Taurus-Leo

Profile picture of Leo-Butterfly
Leo-Butterfly
@Leo-Butterfly
6 Years

Comments: 0 · Posts: 4 · Topics: 2
I met a Taurus guy about 4 months ago things heated up quickly then he moved to a new city about 1.5 hours ago from me. We were in contact .mostly text. It slowed down a little since both of us started new jobs and I was trying to be understanding with him. He came home the first weekend he could we had sex and hung out. Then he left and barely any communication. Well I got pissed which I know was wrong but I was angry. I told him he had bad communication skills and was selfish. I got word vomit and told him I hope he finds happiness then regretted what I said later. A week later I text to mail him things I had gotten him for his allergies prior to all of this and I told him I was sorry. He told me maybe I don't speak his love language and I broke up with him and hurt him. First of all I didn't know we were together but I guess it was unspoken since we had gotten so close. Now we are back talking and it's not the same. I know he talks to others I see him on dating apps and he says he is barely on there. I really want to move on but its so hard.

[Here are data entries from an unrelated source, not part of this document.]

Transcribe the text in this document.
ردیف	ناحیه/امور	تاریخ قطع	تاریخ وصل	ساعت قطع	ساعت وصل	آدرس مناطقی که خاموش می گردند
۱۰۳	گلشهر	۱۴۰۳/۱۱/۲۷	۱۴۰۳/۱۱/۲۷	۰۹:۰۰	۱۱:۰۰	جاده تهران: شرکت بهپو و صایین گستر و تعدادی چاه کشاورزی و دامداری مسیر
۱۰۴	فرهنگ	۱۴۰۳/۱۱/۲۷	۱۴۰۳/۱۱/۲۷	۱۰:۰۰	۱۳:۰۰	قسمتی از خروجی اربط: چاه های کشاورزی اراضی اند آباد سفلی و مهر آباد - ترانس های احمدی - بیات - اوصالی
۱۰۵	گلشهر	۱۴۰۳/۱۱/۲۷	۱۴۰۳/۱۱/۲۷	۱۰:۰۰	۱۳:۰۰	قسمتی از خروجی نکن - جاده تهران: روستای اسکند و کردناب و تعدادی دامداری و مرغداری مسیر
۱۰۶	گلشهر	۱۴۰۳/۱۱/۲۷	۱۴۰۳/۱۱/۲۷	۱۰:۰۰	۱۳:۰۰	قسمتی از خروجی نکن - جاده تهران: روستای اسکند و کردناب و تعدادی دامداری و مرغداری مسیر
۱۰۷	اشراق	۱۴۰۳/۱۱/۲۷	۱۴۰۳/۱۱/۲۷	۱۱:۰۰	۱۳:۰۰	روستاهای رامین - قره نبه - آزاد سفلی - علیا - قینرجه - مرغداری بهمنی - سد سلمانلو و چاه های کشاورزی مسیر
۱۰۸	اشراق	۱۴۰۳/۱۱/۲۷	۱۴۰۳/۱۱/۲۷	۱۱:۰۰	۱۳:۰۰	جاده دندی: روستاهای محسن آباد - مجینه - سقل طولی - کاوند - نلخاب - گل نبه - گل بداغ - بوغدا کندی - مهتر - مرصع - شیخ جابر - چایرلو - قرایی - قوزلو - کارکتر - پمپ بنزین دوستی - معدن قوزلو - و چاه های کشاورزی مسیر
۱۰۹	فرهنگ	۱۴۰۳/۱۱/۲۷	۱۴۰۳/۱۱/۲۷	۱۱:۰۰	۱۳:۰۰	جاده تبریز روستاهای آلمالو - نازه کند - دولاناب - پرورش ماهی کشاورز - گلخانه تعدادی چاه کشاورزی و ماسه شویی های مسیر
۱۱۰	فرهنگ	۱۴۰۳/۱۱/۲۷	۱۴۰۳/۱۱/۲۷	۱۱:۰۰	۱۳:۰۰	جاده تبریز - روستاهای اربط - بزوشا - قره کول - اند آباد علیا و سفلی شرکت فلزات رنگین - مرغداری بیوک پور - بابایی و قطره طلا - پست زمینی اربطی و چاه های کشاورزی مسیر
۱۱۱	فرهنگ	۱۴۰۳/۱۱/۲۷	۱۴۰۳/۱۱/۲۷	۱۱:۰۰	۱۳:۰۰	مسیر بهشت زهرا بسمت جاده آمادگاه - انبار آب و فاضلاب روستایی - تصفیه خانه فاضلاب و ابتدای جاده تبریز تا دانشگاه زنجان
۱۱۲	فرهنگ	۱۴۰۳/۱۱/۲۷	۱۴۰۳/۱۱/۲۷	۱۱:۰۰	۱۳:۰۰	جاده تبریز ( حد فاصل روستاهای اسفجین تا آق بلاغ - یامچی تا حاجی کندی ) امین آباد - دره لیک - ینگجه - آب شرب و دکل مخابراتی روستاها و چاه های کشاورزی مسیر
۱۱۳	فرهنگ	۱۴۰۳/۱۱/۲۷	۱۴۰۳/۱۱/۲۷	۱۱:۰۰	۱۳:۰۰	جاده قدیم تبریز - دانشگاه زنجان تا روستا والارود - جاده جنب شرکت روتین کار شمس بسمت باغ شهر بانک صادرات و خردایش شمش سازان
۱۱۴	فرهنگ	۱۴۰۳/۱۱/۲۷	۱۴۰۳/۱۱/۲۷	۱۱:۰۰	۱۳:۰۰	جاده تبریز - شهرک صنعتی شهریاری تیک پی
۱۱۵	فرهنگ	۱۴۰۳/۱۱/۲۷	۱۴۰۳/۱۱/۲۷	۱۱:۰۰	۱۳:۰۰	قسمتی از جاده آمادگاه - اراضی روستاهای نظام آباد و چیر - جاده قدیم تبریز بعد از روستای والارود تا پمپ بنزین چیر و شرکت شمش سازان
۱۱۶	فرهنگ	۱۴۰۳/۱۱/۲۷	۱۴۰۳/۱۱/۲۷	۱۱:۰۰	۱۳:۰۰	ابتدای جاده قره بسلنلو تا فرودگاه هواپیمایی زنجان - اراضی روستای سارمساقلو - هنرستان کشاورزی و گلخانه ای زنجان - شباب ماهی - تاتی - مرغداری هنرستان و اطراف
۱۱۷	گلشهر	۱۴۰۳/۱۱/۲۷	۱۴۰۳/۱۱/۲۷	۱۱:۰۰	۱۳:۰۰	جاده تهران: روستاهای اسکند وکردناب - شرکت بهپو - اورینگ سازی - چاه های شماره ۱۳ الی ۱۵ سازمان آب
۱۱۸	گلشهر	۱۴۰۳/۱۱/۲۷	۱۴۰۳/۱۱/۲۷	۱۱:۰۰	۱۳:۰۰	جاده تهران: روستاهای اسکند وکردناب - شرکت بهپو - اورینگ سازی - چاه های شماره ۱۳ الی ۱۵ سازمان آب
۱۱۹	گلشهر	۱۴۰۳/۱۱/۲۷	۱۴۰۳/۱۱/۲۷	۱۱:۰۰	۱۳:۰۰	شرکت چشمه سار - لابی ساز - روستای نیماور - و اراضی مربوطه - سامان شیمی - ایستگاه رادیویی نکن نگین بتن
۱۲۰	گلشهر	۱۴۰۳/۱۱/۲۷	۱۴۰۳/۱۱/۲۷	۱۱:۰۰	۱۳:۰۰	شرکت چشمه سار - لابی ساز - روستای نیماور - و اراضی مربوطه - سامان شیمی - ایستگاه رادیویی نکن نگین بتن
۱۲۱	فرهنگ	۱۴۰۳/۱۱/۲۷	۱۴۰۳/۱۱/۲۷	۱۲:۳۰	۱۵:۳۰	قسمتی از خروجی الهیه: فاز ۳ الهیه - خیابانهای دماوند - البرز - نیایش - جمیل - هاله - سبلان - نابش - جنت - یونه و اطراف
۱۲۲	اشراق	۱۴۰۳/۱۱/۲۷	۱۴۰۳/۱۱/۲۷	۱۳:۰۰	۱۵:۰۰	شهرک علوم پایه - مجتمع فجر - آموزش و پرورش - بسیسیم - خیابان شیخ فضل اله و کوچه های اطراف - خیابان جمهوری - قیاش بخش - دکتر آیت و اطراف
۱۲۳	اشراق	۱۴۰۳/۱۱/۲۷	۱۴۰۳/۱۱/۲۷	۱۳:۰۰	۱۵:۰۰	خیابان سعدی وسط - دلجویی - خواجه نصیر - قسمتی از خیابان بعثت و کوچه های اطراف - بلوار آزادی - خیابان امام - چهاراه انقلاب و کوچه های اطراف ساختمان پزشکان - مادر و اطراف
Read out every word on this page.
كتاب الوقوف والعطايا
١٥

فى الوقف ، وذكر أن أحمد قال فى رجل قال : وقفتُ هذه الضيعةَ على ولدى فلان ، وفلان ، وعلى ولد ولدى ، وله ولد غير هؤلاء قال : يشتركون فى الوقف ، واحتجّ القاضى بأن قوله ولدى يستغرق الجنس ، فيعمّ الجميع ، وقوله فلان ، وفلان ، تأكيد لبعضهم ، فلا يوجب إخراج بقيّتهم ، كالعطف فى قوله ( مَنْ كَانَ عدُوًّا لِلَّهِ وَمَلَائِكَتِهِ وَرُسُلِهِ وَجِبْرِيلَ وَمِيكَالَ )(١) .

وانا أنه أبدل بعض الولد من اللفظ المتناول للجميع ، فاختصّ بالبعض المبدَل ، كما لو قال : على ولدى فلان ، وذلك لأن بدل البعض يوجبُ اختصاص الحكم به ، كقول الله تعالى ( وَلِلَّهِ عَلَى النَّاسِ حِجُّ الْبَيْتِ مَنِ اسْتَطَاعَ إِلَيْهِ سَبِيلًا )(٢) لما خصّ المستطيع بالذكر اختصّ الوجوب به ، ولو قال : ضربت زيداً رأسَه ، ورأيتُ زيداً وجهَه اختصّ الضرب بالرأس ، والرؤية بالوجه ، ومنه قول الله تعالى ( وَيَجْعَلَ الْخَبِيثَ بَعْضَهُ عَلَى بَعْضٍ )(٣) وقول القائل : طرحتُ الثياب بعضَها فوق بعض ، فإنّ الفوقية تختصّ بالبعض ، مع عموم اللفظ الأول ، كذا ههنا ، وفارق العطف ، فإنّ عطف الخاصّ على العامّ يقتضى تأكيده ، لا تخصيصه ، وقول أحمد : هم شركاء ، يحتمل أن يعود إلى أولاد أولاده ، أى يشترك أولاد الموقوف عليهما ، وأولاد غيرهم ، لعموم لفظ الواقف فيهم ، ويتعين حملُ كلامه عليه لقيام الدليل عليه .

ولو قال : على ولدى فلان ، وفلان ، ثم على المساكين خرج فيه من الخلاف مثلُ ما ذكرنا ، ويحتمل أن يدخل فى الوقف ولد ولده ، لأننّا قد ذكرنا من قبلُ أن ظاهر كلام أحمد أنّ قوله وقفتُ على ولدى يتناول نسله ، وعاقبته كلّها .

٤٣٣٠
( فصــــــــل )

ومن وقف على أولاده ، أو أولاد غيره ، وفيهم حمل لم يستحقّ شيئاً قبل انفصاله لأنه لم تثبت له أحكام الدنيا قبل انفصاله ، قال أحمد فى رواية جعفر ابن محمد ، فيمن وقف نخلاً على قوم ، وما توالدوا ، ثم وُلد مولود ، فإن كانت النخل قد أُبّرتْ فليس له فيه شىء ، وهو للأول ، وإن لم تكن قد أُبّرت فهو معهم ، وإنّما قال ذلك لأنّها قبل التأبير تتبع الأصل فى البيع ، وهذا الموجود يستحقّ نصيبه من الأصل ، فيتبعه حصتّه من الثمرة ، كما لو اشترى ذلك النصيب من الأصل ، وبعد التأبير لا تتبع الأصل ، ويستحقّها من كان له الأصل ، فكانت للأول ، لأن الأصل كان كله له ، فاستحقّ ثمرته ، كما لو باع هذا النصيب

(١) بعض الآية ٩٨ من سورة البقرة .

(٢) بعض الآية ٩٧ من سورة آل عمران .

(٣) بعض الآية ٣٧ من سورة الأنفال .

We connected on such a deep level. I tell meself I'm not talking to him anymore at the most I'll go 2 days then poof he text after not texting or when I text prior he takes forever to respond. I keep wondering if he is manipulating me? Deep down I feel like it but I dont want to believe it. Do I have build up trust again or should I trust my instincts and just really move the heck on??
Profile picture of AgentP911
AgentP911
@AgentP911
11 Years1,000+ Posts

Comments: 1 · Posts: 3847 · Topics: 1
This one's easy. Move on. Look, you slept with each other and then because he didn't respond in the way you think he should have you got the arsehole about it. If you can't handle sex outside of a committed, exclusive relationship with someone who is not your boyfriend then don't have sex with guys who are not your boyfriend. It was your decision. It happened. Maybe it was good sex, maybe it wasn't. He's miles away now and there's no point worrying about it. Just chalk it up to experience and take time out to just enjoy life.